This dollar value is nearly universal. Consider factory hardware and software. If a factory line shuts down due to equipment failure, it costs a certain amount per hour. Factories have good accountants that can accurately calculate these figures, which makes it a good example. Suppose a line failure costs $10,000 per hour. To make a line less prone to error, more expensive machines can be used. If that cost difference is $50,000 then it’s a good idea to improve the line. It would probably save more than five hours of downtime, so it will pay for itself. However if it costs $50,000,000 to improve a line, it would have to save 5,000 hours of down time to pay for itself. This is not cost effective. Cost compared to savings always impacts the level of redundancy.
When dealing with a software project, first calculate the downtime cost. How much will it cost if the software suddenly stops working? (Wages, lost revenue, repair costs, etc.) Balance this with the cost of software development and hardware redundancy. This will help guide project design.

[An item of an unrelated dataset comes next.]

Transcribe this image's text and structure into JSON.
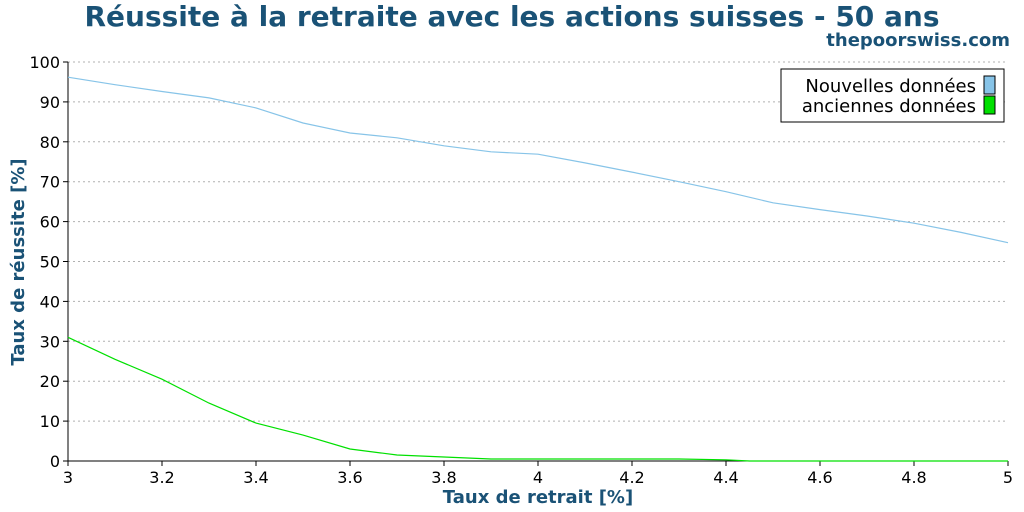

Intelligently designed software, also called elegant designs, can greatly help with this. For example, suppose you’re writing a vertical business app. These are common because every business has unique requirements which makes for many vertical applications. Junior developers stick to what they know and create something with that. Intermediate developers look at the business requirements and choose software, like databases, that meet their requirements. Senior developers will consider more factors, such as redundancy, backup and restoring, disaster recovery, and more. Beyond senior developers, experts will look at each project from first principals. For example, if it was a small business then they would build a peer-to-peer database that auto-synchronizes. Adding new workstations would be easy. After installing, it connects with other systems and auto-synchronizes. If the network fails then local changes are saved locally and synchronized when the network returns. The software can be installed on a computer offsite, such as in the owner’s home, for disaster recovery. If the entire office is destroyed by a tornado, they just install software on new computers and it automatically synchs the data. Nothing is lost. There is no single point of failure and it intrinsically handles failure and disaster recovery. This is an elegant solution.